In distinction from the liberal view, Schmitt explicitly argues against the state’s role being the eliminator of conflict and the political, but rather the means through which order and security are not the cost of these antagonistic relations. He writes: “Today nothing is more modern than the onslaught against the political,” finding socialists, anarchists, and liberals all guilty on this point. Sarcastically parroting them, he continues, “There must no longer be political problems, only organizational-technical and economic-sociological ones” (65). Another reason Schmitt argues against the liberal view is that he says liberal normativism (namely constitutions) cannot foresee the contingent events that necessitate the suspension of the law in the interest of preserving the state itself. The most a constitution can provide is a delineation of who decides (7).
However, an important point to note is that Schmitt claims at the end of the book that the exception is not dictatorial because it still has some legitimate basis. He gives legitimacy a democratic spin (51). He credits Donoso Cortés with basically saying that people are so vile that they cannot be expected, much less collectively as in the liberal frame, to be afforded such democratic privileges. Bourgeois liberalism, Donoso Cortés said, was simply a bunch of people talking their ears off, never coming to the critical moment of decision. Schmitt cuts the book off at a point in which he would logically provide an alternative, but doesn’t.

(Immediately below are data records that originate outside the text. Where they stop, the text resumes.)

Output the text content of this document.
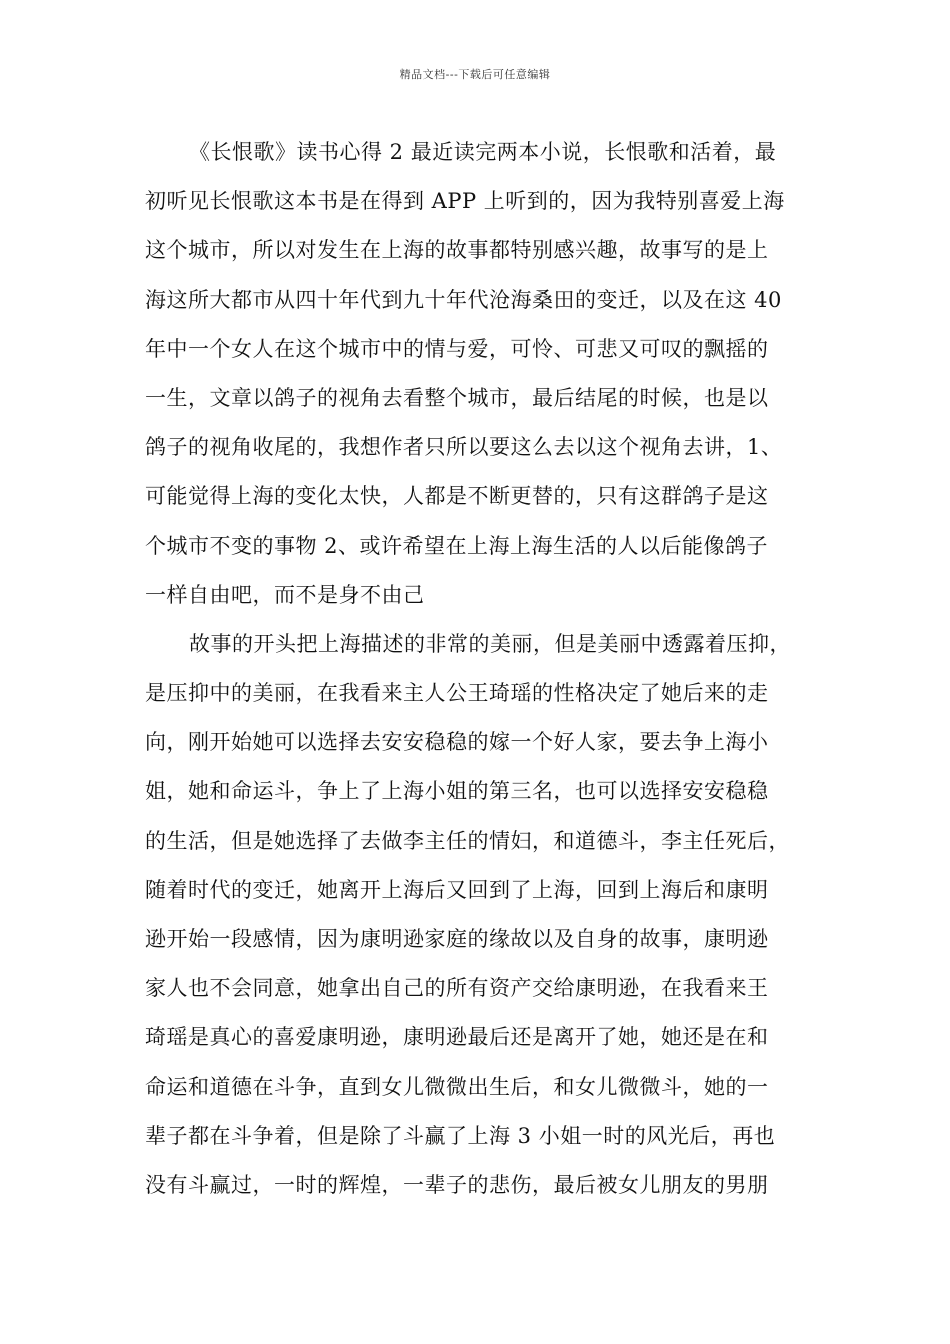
精品文档---下载后可任意编辑
《长恨歌》读书心得 2 最近读完两本小说，长恨歌和活着，最
初听见长恨歌这本书是在得到 APP 上听到的，因为我特别喜爱上海
这个城市，所以对发生在上海的故事都特别感兴趣，故事写的是上
海这所大都市从四十年代到九十年代沧海桑田的变迁，以及在这 40
年中一个女人在这个城市中的情与爱，可怜、可悲又可叹的飘摇的
一生，文章以鸽子的视角去看整个城市，最后结尾的时候，也是以
鸽子的视角收尾的，我想作者只所以要这么去以这个视角去讲，1、
可能觉得上海的变化太快，人都是不断更替的，只有这群鸽子是这
个城市不变的事物 2、或许希望在上海上海生活的人以后能像鸽子
一样自由吧，而不是身不由己
故事的开头把上海描述的非常的美丽，但是美丽中透露着压抑，
是压抑中的美丽，在我看来主人公王琦瑶的性格决定了她后来的走
向，刚开始她可以选择去安安稳稳的嫁一个好人家，要去争上海小
姐，她和命运斗，争上了上海小姐的第三名，也可以选择安安稳稳
的生活，但是她选择了去做李主任的情妇，和道德斗，李主任死后，
随着时代的变迁，她离开上海后又回到了上海，回到上海后和康明
逊开始一段感情，因为康明逊家庭的缘故以及自身的故事，康明逊
家人也不会同意，她拿出自己的所有资产交给康明逊，在我看来王
琦瑶是真心的喜爱康明逊，康明逊最后还是离开了她，她还是在和
命运和道德在斗争，直到女儿微微出生后，和女儿微微斗，她的一
辈子都在斗争着，但是除了斗赢了上海 3 小姐一时的风光后，再也
没有斗赢过，一时的辉煌，一辈子的悲伤，最后被女儿朋友的男朋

And it is the legitimacy question that seems to be what his later book the Nomos of the Earth is trying to answer: What makes a sovereign legitimate? He answers the question by pointing to the bracketing of war by states and the related centrality of land-appropriation in creating a secure spatial order, a nomos. A stable (though not conflict-less) nomos is seen by Schmitt as both an internal (to Europe, to states) and an external order (between states and continents). Quoting from Schmitt’s Concept of the Political, the translator notes, “Every norm presupposes a normal situation, and no norm can be valid in an entirely abnormal situation. As long as a state is a political entity, this requirement for internal peace compels it in critical situations to decide also upon the domestic enemy (p. 46).”
Schmitt credits the emergence of statehood as what accomplished the singular achievements of both the securalization of theological concepts into political ones (Political Theology) as well as the bracketing of war (Nomos of the Earth) and the distinction between (just) enemies and criminals or rebellion. Without the constitution of just enemies, war would remain a military relation of annihilation.